Metropolis Algorithm - Why does it work?

Stephen Tashi

Yes, it assures there is a particlar stationary distribution.

X(A) Pr(A->B) = X(B) Pr(B->A)

Suppose X(A) < X(B)

The Metropolis algorithm defines Pr(A->B) = 1 and Pr(B->A) = X(A)/X(B)

Those probabilities change above equation into an identity:

X(A) (1) = X(B) ( X(A)/X(B))

Pi-Bond

Ok, I understand this better now.

However I'm having trouble with the concept of "state" here. For a conventional (discrete time) Markov Chain, we have a row vector which tells us the probability of being in a state. So the size of the row vector is the number of states.

I'm wondering what is the analogous vector for the Markov Chain we construct in the Metropolis Algorithm. Is it an infinite row vector, as there are infinitely many points in the parameter space? Then the transition matrix would also be infinite then.

bpet

In a way, yes, though infinite vectors can be tricky to compute with and there's a few technical considerations in going to infinite number of states (especially if there is a continuum of lilypads) :)

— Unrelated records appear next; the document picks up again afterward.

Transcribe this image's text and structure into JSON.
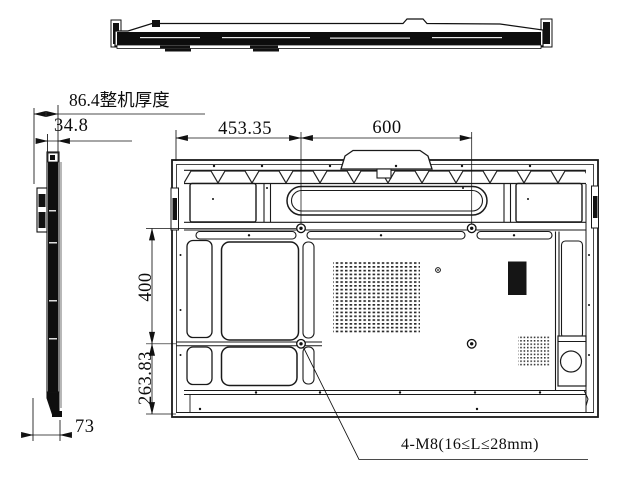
{
  "drawing": {
    "dims": {
      "overall_thickness": "86.4整机厚度",
      "body_thickness": "34.8",
      "edge_to_vesa": "453.35",
      "vesa_width": "600",
      "vesa_height": "400",
      "vesa_to_bottom": "263.83",
      "bottom_depth": "73",
      "mount_screw_spec": "4-M8(16≤L≤28mm)"
    }
  }
}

If you have the time, some courses on measure theory and stochastic processes would certainly be worth your while, but the gist of it is that the same arguments for Metropolis-Hastings apply as long as the jump "density" is defined and non-zero between every pair of distinct lilypads.

HTH

Pi-Bond

Alright, thanks for the information.

Final query (I think)- should a Markov Chain be aperiodic if its stationary distribution is to be explored by the Metropolis Algorithm? (and why?)

chris ball

I recommend the third edition of the book Understanding Probability (Cambridge University Press, 2012) by Henk Tijms. The author provides a very clear explanation of Markov chain Monte Carlo simulation. The explanation of the Metropolis algorithm allows one to understand how to construct an algorithm of their own. Nice illustrations are given.